Usages et stratégies polémiques en Europe au temps de l’humanisme (du XIVe au milieu du XVIIe siècle)

Publié le par Matthieu Vernet (Source : Martignoni Andrea)

Usages et stratégies polémiques en Europe au temps de l’humanisme

(du XIVe au milieu du XVIIe siècle)

 

Colloque international

13-14-15 février 2014

Paris, Université Paris-Sorbonne

 

Université Paris-Sorbonne

Centre Roland Mousnier (UMR 8596),

Labex EHNE, axe 3, L’humanisme européen ou la construction d’une Europe “pour soi” entre affirmation et crises identitaires

13 février 2014 : Sorbonne, salle J636 (esc.
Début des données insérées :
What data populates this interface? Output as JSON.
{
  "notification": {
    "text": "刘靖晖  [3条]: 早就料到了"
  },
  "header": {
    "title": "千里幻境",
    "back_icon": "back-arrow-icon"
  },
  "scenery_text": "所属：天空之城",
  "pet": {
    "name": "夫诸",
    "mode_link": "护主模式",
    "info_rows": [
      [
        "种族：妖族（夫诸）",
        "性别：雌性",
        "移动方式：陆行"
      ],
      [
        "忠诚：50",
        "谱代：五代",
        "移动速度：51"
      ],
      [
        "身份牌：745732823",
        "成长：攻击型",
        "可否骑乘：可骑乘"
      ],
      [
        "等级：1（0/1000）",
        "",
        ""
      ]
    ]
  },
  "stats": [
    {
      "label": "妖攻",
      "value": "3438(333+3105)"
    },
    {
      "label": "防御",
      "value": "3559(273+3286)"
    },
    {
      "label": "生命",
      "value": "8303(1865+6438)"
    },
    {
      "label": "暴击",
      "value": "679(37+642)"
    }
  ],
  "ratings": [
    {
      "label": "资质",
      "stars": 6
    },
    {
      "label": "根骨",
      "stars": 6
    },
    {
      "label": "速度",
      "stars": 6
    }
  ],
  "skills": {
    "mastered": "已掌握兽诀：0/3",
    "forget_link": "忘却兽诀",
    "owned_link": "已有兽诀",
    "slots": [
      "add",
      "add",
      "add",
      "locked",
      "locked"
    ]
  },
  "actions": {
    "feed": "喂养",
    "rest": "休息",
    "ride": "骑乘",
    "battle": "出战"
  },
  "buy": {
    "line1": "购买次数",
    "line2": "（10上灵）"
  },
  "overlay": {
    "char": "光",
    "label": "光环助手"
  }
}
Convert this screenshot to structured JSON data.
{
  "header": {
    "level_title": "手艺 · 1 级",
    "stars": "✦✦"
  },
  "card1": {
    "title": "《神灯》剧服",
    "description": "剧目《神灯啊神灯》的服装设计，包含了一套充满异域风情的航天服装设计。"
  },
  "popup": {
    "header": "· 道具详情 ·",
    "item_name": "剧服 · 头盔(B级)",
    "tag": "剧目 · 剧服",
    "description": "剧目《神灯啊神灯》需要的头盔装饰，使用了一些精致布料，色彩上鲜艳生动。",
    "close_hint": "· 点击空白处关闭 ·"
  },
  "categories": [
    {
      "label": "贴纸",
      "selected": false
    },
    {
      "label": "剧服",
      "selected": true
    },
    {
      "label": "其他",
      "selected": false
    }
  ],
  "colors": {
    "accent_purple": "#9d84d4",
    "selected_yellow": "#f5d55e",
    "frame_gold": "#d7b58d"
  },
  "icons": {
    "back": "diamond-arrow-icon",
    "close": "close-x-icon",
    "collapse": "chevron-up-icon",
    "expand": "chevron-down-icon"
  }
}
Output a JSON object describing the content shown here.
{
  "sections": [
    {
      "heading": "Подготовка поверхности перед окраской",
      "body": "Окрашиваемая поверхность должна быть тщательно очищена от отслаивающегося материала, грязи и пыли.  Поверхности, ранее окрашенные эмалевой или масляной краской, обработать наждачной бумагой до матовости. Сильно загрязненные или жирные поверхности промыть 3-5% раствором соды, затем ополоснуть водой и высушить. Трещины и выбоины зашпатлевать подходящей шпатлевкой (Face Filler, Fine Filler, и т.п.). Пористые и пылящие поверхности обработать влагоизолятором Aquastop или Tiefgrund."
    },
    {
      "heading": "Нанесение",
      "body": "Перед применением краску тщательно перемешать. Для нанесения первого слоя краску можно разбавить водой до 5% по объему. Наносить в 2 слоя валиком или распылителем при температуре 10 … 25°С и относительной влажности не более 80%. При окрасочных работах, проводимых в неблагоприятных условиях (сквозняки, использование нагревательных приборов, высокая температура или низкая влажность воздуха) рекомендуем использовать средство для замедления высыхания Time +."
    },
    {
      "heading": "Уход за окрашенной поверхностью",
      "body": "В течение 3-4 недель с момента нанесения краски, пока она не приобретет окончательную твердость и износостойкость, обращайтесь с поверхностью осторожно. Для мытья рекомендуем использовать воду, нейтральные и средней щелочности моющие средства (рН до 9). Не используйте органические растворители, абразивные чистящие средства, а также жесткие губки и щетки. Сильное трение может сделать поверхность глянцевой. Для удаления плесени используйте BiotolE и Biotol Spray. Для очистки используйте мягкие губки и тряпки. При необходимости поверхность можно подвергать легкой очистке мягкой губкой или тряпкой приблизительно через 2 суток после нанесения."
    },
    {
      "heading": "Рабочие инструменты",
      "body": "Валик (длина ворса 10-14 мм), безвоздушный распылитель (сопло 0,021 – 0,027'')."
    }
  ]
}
G, 3ème étage)

14 et 15 février : Sorbonne, salle des Actes

Organisateurs :

Marie Bouhaïk-Gironès, Tatiana Debbagi Baranova, Nathalie Szczech

Communication scientifique :

Andrea Martignoni

 

 Malgré l’intérêt récent des historiens et des littéraires pour les sources polémiques, il n’existe pas véritablement d’ouvrage de synthèse qui permettrait d’interroger l’évolution de la polémique en tant que dispositif [1], c’est-à-dire en tant qu’ensemble de positions institutionnelles ou informelles, d’attentes, de normes et de valeurs qui cherchent à réglementer l’usage de la parole critique voire injurieuse et avec lequel tout acteur ayant recours à cet instrument discursif doit composer. Si l’on considère les sources polémiques non plus uniquement pour leur contenu mais comme la mobilisation stratégique de pratiques discursives socialisées et inscrites dans le temps [2], il serait pourtant possible d’écrire l’histoire de la culture polémique européenne.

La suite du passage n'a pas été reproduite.